You usually depict ghostly figures, who are almost unrecognizable due to their wavering outlines. In this sense, do you consider your painting to be figurative?
XIE LEI:
My painting inherits a combination of Western and Chinese influences, and I believe this explains the uncertainty between figuration and abstraction. This suits me very well, as I am not seeking to overcome this uncertainty. The question I ask myself is: how can I share feelings and sensations with the viewer through my brushstrokes? I believe that I am trying to draw the viewer into another world, to give them the impression of diving into and participating in the painting.
![]()
This exploration of instability was also evident in the exhibitions Mort heureuse (Semiose Gallery) and Désarroi (Sies + Höke Gallery).
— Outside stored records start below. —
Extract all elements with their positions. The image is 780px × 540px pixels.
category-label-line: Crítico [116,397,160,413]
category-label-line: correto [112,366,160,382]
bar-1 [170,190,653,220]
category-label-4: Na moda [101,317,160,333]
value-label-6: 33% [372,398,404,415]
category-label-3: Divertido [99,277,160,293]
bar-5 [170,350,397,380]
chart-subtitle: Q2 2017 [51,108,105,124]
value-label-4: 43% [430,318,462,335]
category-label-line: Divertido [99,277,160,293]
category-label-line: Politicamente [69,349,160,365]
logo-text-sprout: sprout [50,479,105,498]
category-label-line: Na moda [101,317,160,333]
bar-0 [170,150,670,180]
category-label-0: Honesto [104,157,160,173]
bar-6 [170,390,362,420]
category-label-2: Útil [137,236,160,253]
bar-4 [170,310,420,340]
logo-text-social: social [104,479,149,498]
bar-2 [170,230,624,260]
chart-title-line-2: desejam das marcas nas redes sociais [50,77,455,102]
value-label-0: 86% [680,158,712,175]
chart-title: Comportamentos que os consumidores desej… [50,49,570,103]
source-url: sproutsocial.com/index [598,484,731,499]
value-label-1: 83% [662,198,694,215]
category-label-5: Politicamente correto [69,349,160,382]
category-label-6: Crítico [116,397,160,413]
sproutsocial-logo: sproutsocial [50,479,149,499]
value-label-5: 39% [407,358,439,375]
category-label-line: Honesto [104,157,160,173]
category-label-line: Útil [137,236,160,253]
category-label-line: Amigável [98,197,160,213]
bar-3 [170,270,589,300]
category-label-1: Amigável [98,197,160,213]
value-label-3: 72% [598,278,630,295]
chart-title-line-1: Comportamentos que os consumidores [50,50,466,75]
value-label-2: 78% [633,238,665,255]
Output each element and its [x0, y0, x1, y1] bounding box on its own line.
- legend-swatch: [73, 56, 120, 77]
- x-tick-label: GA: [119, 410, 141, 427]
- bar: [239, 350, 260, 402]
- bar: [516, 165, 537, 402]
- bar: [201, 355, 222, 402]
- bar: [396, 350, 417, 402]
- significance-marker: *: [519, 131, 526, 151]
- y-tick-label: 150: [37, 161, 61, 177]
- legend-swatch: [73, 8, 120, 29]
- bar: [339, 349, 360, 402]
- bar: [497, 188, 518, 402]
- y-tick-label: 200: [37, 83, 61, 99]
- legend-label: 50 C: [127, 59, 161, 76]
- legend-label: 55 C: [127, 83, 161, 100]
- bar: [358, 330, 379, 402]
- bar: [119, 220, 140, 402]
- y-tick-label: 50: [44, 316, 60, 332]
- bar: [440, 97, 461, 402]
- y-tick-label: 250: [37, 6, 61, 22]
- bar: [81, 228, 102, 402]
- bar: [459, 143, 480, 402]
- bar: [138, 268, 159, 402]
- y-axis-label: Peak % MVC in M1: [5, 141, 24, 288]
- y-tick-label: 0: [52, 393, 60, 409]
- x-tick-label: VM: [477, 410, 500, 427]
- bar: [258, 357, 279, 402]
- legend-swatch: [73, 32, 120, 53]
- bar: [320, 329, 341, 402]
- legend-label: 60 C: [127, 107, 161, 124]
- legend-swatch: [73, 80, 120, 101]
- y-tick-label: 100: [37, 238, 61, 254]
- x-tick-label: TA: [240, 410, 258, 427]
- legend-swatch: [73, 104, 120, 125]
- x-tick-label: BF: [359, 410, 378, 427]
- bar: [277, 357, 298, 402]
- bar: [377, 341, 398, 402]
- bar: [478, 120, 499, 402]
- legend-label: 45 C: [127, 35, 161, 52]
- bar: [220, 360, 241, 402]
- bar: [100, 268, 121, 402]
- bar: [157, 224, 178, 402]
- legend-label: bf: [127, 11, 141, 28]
What form will it take in your next exhibition, which is set to open in June 2026 at the Denys-Puech Museum?
XIE LEI:
The room in which I will be exhibiting at the Denys-Puech Museum is very inspiring. It is perfectly symmetrical, with green marble colonnades on either side. I want to create a mirror effect, a bit like shimmering water. But unlike my exhibition at the Louis Vuitton Foundation in 2023, where I used mirrors directly on the opposite wall, I want to create a mirror effect with the paint itself, using a truly radical hanging technique in these large spaces. There will be paintings on canvas, lithographs and works on paper. I’m in the process of creating these pieces, so it’s still difficult to discuss them, but there will be ghostly figures, duplications and resurrections, all in different shades of blue. In short, a new palette of human emotions!